According to Dr. Santoro, the people of northern Uganda are more prone to goiter because of their consumption of cassava, a root vegetable that is a common staple food in the region.
“There’s a goitrogen factor in the cassava that you eat that in some way produces goiter and thyroid diseases,” he says. Goitrogens are substances that interfere with the normal function of the thyroid gland and can cause goiter, especially in the presence of iodine deficiency.
In 1978, a study by P. Bourdoux and others revealed that cassava contains cyanogenic glucosides, which are natural substances that can produce cyanide when crushed, cut or chewed. The human body converts cyanide into thiocyanate, which is a goitrogen. Therefore, cassava ingestion puts one at a risk of having goiter.
Iodine deficiency is a public health problem that affects many communities in Uganda and other sub-Saharan African countries. The consumption of goitrogenic foods, such as cassava, millet, cabbage, and kale, which can interfere with iodine uptake by the thyroid gland influence the prevalence and severity of iodine deficiency.
Cassava is the second major staple food in Uganda and is important as a source of household income and industrial use. Some of the communities that consume a lot of cassava the Lango and Alur communities in northern Uganda. Incidentally, majority of the patients that Dr. Santoro and his team treats are from these communities.

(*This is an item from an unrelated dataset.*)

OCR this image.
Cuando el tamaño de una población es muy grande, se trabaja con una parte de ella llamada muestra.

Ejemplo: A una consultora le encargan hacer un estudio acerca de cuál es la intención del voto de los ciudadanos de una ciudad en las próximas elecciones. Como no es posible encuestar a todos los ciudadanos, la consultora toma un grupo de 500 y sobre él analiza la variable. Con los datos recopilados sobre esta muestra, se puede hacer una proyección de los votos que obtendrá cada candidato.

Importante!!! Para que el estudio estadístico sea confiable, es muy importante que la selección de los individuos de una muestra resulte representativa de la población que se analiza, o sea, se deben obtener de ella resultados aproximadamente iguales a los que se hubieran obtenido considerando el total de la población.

Just like Katereke, there are thousands in this region who consume cassava on daily basis. Cassava is a popular food in northern Uganda because it is drought tolerant, high yielding, and provides food security for many people.
More than 500 have undergone thyroidectomy since Dr. Santoro first introduced the surgical camp at Lacor. They have come from as far as Busia, a border town
Apart from offering free surgery to those who cannot afford, the annual surgical camp has also strengthened ties between Lacor Hospital and the University of Florence. The team from both institutions work hand-in-hand and this has inspired local doctors to pick up interest in ENT surgery.
For budding surgeons like Dr. Derrick Mukurasi, this has been an opportunity to learn from international teams, share skills and compare notes from what they had been taught at home.
“I have had the opportunity to do my own procedure under their supervision and I can say yes, am almost 80% confident now on how to approach thyroid cases and how to perform the surgeries, given the exposure that I have received,” said Dr. Mukurasi who did a solo on a goitre patient for the very first time during the camp.
For Akot Jane Ongom, the In-charge Main Operating Theatre, this is a special gift to the most vulnerable. “There are poor patients from deep in the village who cannot afford, so this is the chance that they can work on them,” she says.
The University of Florence also signed a Memorandum of Understanding with Gulu University that will see residence from both ends crossover to learn from each other through an exchange program.